O governo federal publicou nesta segunda-feira (24) uma resolução que regulamenta R$ 13,5 bilhões em linhas de financiamento para empresas afetadas pelo aumento das tarifas dos Estados Unidos e por outros impactos provocados pela instabilidade internacional.
Os recursos integram o Plano Brasil Soberano e também serão direcionados a setores considerados estratégicos para o comércio exterior brasileiro.
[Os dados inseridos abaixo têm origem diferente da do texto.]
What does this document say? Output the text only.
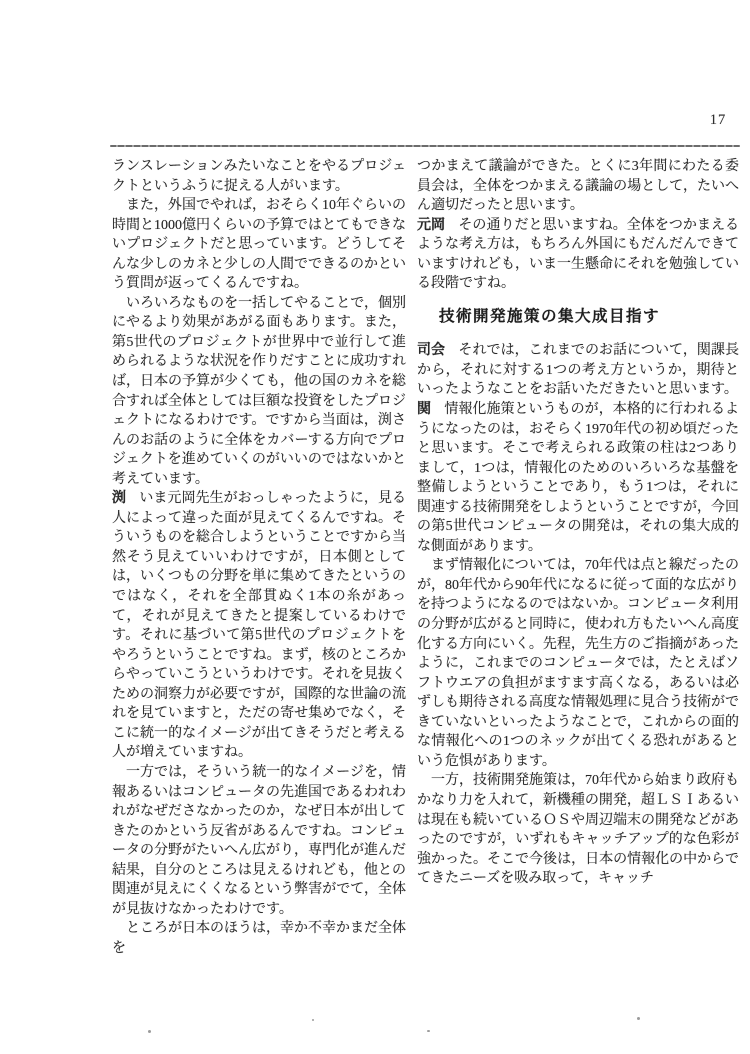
17

ランスレーションみたいなことをやるプロジェクトというふうに捉える人がいます。

また，外国でやれば，おそらく10年ぐらいの時間と1000億円くらいの予算ではとてもできないプロジェクトだと思っています。どうしてそんな少しのカネと少しの人間でできるのかという質問が返ってくるんですね。

いろいろなものを一括してやることで，個別にやるより効果があがる面もあります。また，第5世代のプロジェクトが世界中で並行して進められるような状況を作りだすことに成功すれば，日本の予算が少くても，他の国のカネを総合すれば全体としては巨額な投資をしたプロジェクトになるわけです。ですから当面は，渕さんのお話のように全体をカバーする方向でプロジェクトを進めていくのがいいのではないかと考えています。

渕 いま元岡先生がおっしゃったように，見る人によって違った面が見えてくるんですね。そういうものを総合しようということですから当然そう見えていいわけですが，日本側としては，いくつもの分野を単に集めてきたというのではなく，それを全部貫ぬく1本の糸があって，それが見えてきたと提案しているわけです。それに基づいて第5世代のプロジェクトをやろうということですね。まず，核のところからやっていこうというわけです。それを見抜くための洞察力が必要ですが，国際的な世論の流れを見ていますと，ただの寄せ集めでなく，そこに統一的なイメージが出てきそうだと考える人が増えていますね。

一方では，そういう統一的なイメージを，情報あるいはコンピュータの先進国であるわれわれがなぜださなかったのか，なぜ日本が出してきたのかという反省があるんですね。コンピュータの分野がたいへん広がり，専門化が進んだ結果，自分のところは見えるけれども，他との関連が見えにくくなるという弊害がでて，全体が見抜けなかったわけです。

ところが日本のほうは，幸か不幸かまだ全体を

つかまえて議論ができた。とくに3年間にわたる委員会は，全体をつかまえる議論の場として，たいへん適切だったと思います。

元岡 その通りだと思いますね。全体をつかまえるような考え方は，もちろん外国にもだんだんできていますけれども，いま一生懸命にそれを勉強している段階ですね。

技術開発施策の集大成目指す

司会 それでは，これまでのお話について，関課長から，それに対する1つの考え方というか，期待といったようなことをお話いただきたいと思います。

関 情報化施策というものが，本格的に行われるようになったのは，おそらく1970年代の初め頃だったと思います。そこで考えられる政策の柱は2つありまして，1つは，情報化のためのいろいろな基盤を整備しようということであり，もう1つは，それに関連する技術開発をしようということですが，今回の第5世代コンピュータの開発は，それの集大成的な側面があります。

まず情報化については，70年代は点と線だったのが，80年代から90年代になるに従って面的な広がりを持つようになるのではないか。コンピュータ利用の分野が広がると同時に，使われ方もたいへん高度化する方向にいく。先程，先生方のご指摘があったように，これまでのコンピュータでは，たとえばソフトウエアの負担がますます高くなる，あるいは必ずしも期待される高度な情報処理に見合う技術ができていないといったようなことで，これからの面的な情報化への1つのネックが出てくる恐れがあるという危惧があります。

一方，技術開発施策は，70年代から始まり政府もかなり力を入れて，新機種の開発，超ＬＳＩあるいは現在も続いているＯＳや周辺端末の開発などがあったのですが，いずれもキャッチアップ的な色彩が強かった。そこで今後は，日本の情報化の中からでてきたニーズを吸み取って，キャッチ
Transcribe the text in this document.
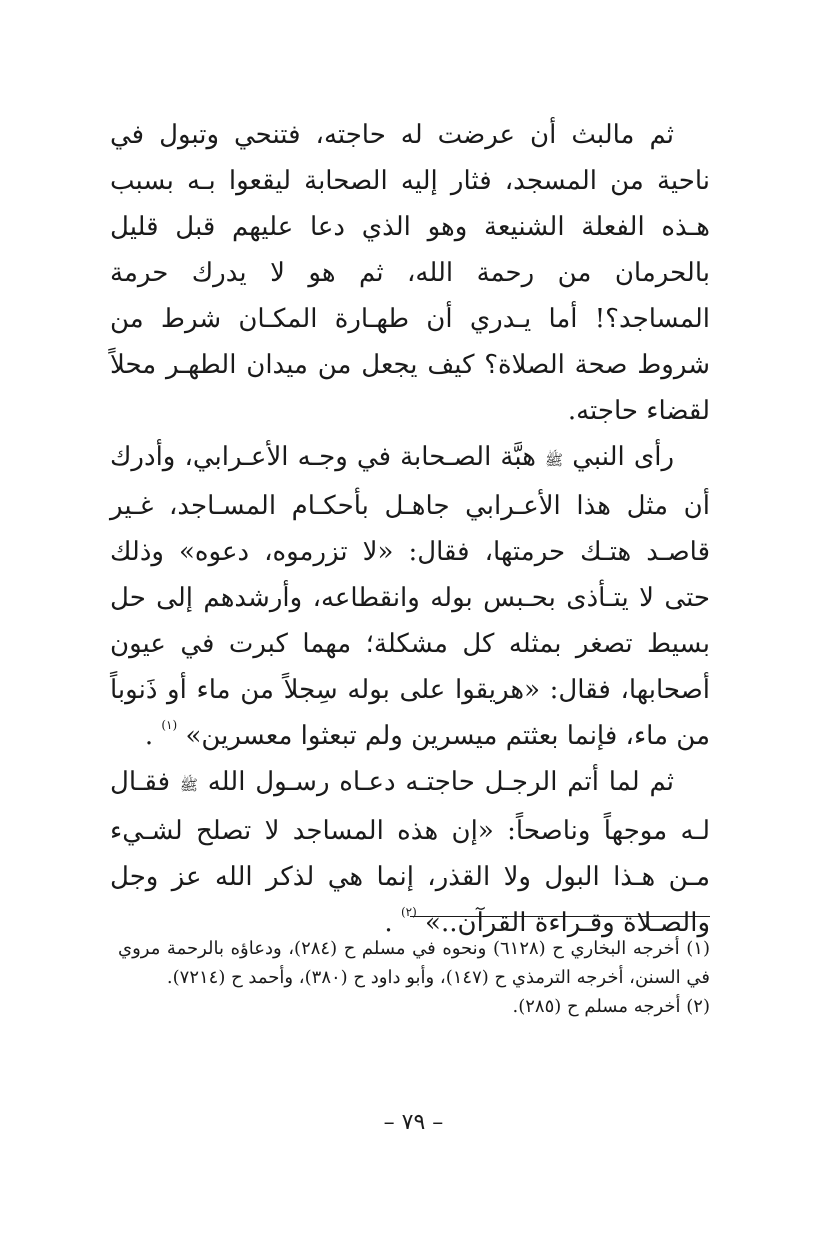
ثم مالبث أن عرضت له حاجته، فتنحي وتبول في ناحية من المسجد، فثار إليه الصحابة ليقعوا بـه بسبب هـذه الفعلة الشنيعة وهو الذي دعا عليهم قبل قليل بالحرمان من رحمة الله، ثم هو لا يدرك حرمة المساجد؟! أما يـدري أن طهـارة المكـان شرط من شروط صحة الصلاة؟ كيف يجعل من ميدان الطهـر محلاً لقضاء حاجته.

رأى النبي ﷺ هبَّة الصـحابة في وجـه الأعـرابي، وأدرك أن مثل هذا الأعـرابي جاهـل بأحكـام المسـاجد، غـير قاصـد هتـك حرمتها، فقال: «لا تزرموه، دعوه» وذلك حتى لا يتـأذى بحـبس بوله وانقطاعه، وأرشدهم إلى حل بسيط تصغر بمثله كل مشكلة؛ مهما كبرت في عيون أصحابها، فقال: «هريقوا على بوله سِجلاً من ماء أو ذَنوباً من ماء، فإنما بعثتم ميسرين ولم تبعثوا معسرين» $^{(١)}$ .

ثم لما أتم الرجـل حاجتـه دعـاه رسـول الله ﷺ فقـال لـه موجهاً وناصحاً: «إن هذه المساجد لا تصلح لشـيء مـن هـذا البول ولا القذر، إنما هي لذكر الله عز وجل والصـلاة وقـراءة القرآن..» $^{(٢)}$ .

(١) أخرجه البخاري ح (٦١٢٨) ونحوه في مسلم ح (٢٨٤)، ودعاؤه بالرحمة مروي في السنن، أخرجه الترمذي ح (١٤٧)، وأبو داود ح (٣٨٠)، وأحمد ح (٧٢١٤).

(٢) أخرجه مسلم ح (٢٨٥).

– ٧٩ –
Do total, R$ 5 bilhões serão destinados a exportadores e fornecedores prejudicados pelas tarifas impostas pelo governo americano sobre produtos brasileiros. Outros R$ 3,5 bilhões atenderão empresas que exportam para países do Golfo Pérsico e foram afetadas pelos conflitos no Oriente Médio.
Os R$ 5 bilhões restantes serão distribuídos entre setores estratégicos. A produção de fertilizantes e insumos receberá R$ 2 bilhões, enquanto outros R$ 2 bilhões serão destinados à cadeia de minerais críticos e estratégicos. O R$ 1 bilhão restante será voltado a segmentos industriais considerados relevantes para o comércio exterior.
No setor mineral, os financiamentos poderão contemplar a extração quando estiver vinculada a etapas como beneficiamento, refino ou transformação da matéria-prima. A prioridade é fortalecer a cadeia produtiva e agregar valor ao mineral produzido no país.
Podem solicitar os recursos empresas, cooperativas e associações exportadoras, além de fornecedores ligados às atividades contempladas. A medida inclui setores como indústria, agropecuária, mineração, pesca, aquicultura e florestas plantadas.
As linhas de crédito poderão ser utilizadas para capital de giro, aquisição de máquinas e equipamentos, expansão da capacidade produtiva, inovação e adaptação de produtos, serviços e processos.
A distribuição dos recursos poderá ser alterada pelo Conselho Interministerial do Plano Brasil Soberano, de acordo com a demanda e as prioridades definidas pelo governo.
O BNDES ficará responsável por divulgar mensalmente informações sobre as operações aprovadas e contratadas e os valores efetivamente desembolsados.